Hatch of spotted lanternfly observed in Cincinnati

spotted lanternfly as an early instar nymph
This is an example of a spotted lanternfly as an early instar nymph. Photo Credit: Joe Boggs, OSU Extension.

CINCINNATI — Jonathon Shields, Agriculture Inspection Manager with the Ohio Department of Agriculture, has confirmed a hatch of spotted lanternfly in Cincinnati.

Ohioans are urged to be on the lookout for the spotted lanternfly. Previously, everyone was encouraged to look for the egg mass stage of this non-native invasive species. While egg masses can remain visible even after hatch, ‘SLF spotters’ should also look for the nymph stage.

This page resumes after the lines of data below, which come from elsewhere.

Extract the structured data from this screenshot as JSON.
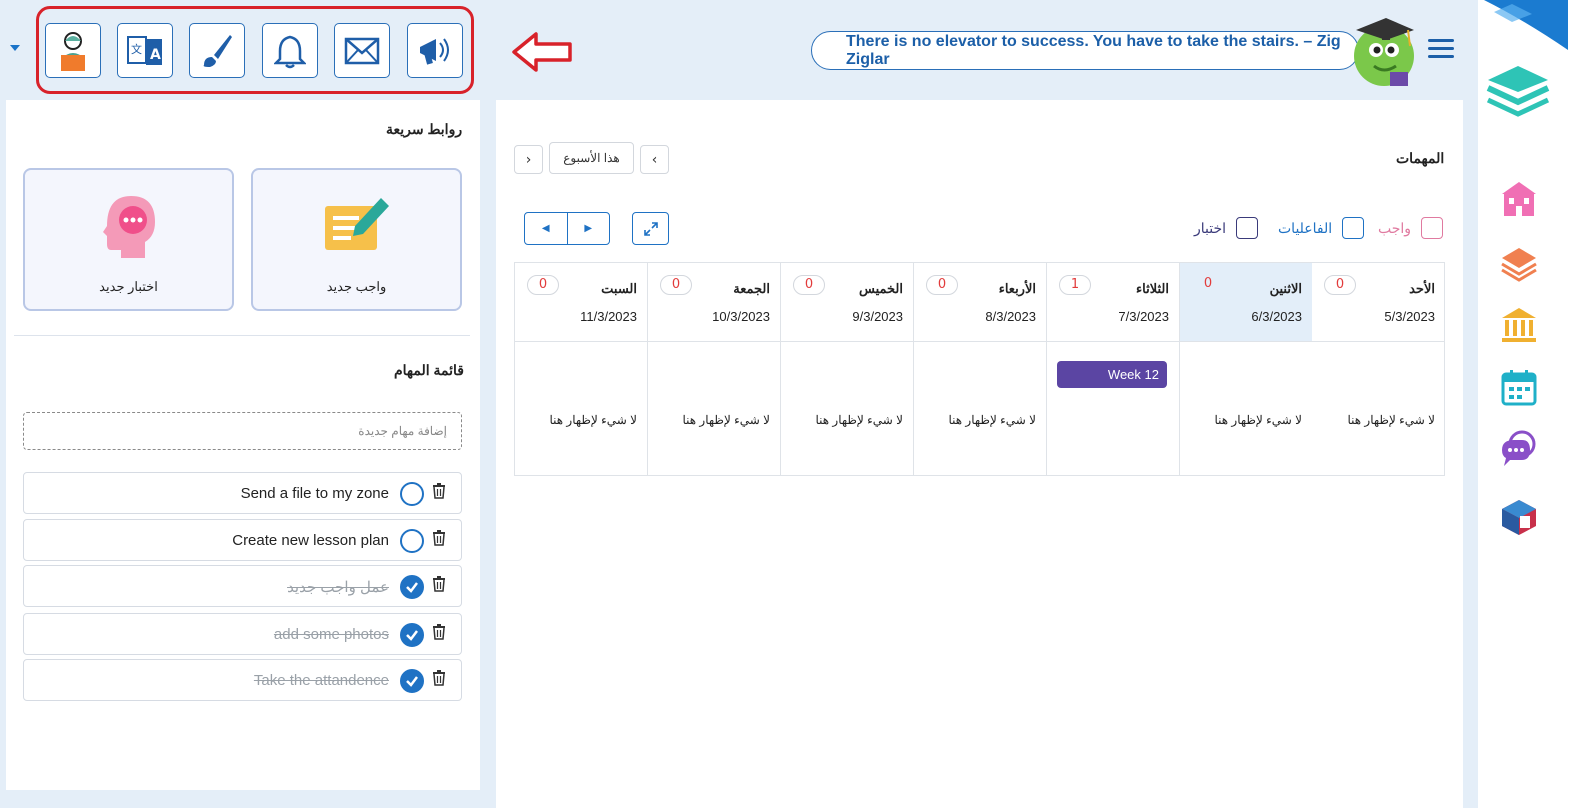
{
  "header": {
    "quote": "There is no elevator to success. You have to take the stairs. – Zig Ziglar",
    "toolbar_icons": [
      "teacher-icon",
      "translate-icon",
      "brush-icon",
      "bell-icon",
      "mail-icon",
      "megaphone-icon"
    ]
  },
  "quick_links": {
    "title": "روابط سريعة",
    "new_homework": "واجب جديد",
    "new_test": "اختبار جديد"
  },
  "todo": {
    "title": "قائمة المهام",
    "add_placeholder": "إضافة مهام جديدة",
    "items": [
      {
        "text": "Send a file to my zone",
        "done": false
      },
      {
        "text": "Create new lesson plan",
        "done": false
      },
      {
        "text": "عمل واجب جديد",
        "done": true
      },
      {
        "text": "add some photos",
        "done": true
      },
      {
        "text": "Take the attandence",
        "done": true
      }
    ]
  },
  "calendar": {
    "title": "المهمات",
    "this_week": "هذا الأسبوع",
    "filters": {
      "homework": "واجب",
      "activities": "الفاعليات",
      "test": "اختبار"
    },
    "filter_colors": {
      "homework": "#e07aa0",
      "activities": "#1f72c4",
      "test": "#3a3a7a"
    },
    "empty_text": "لا شيء لإظهار هنا",
    "days": [
      {
        "name": "الأحد",
        "date": "5/3/2023",
        "count": "0"
      },
      {
        "name": "الاثنين",
        "date": "6/3/2023",
        "count": "0"
      },
      {
        "name": "الثلاثاء",
        "date": "7/3/2023",
        "count": "1",
        "event": "Week 12"
      },
      {
        "name": "الأربعاء",
        "date": "8/3/2023",
        "count": "0"
      },
      {
        "name": "الخميس",
        "date": "9/3/2023",
        "count": "0"
      },
      {
        "name": "الجمعة",
        "date": "10/3/2023",
        "count": "0"
      },
      {
        "name": "السبت",
        "date": "11/3/2023",
        "count": "0"
      }
    ]
  },
  "rail_icons": [
    "school-icon",
    "layers-icon",
    "institution-icon",
    "calendar-icon",
    "chat-bubbles-icon",
    "cube-logo-icon"
  ]
}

SLF nymphs have a pretty wide host range, and are incapable of flying, but are strong jumpers or hoppers as their species is described in the name — planthoppers. First, second, and third instar nymphs are black with white markings. The fourth instar is red with black and white markings.

If you suspect that you have found any stage of the SLF, you are asked to report the sighting in one of the following ways:

• Ohio Department of Agriculture at agri.ohio.gov/divisions/plant-health/invasive-pests/invasive-insects/slf

• Great Lakes Early Detection Network App that can be downloaded from apps.bugwood.org/apps/gledn/

• Any local OSU Extension Office at extension.osu.edu/lao.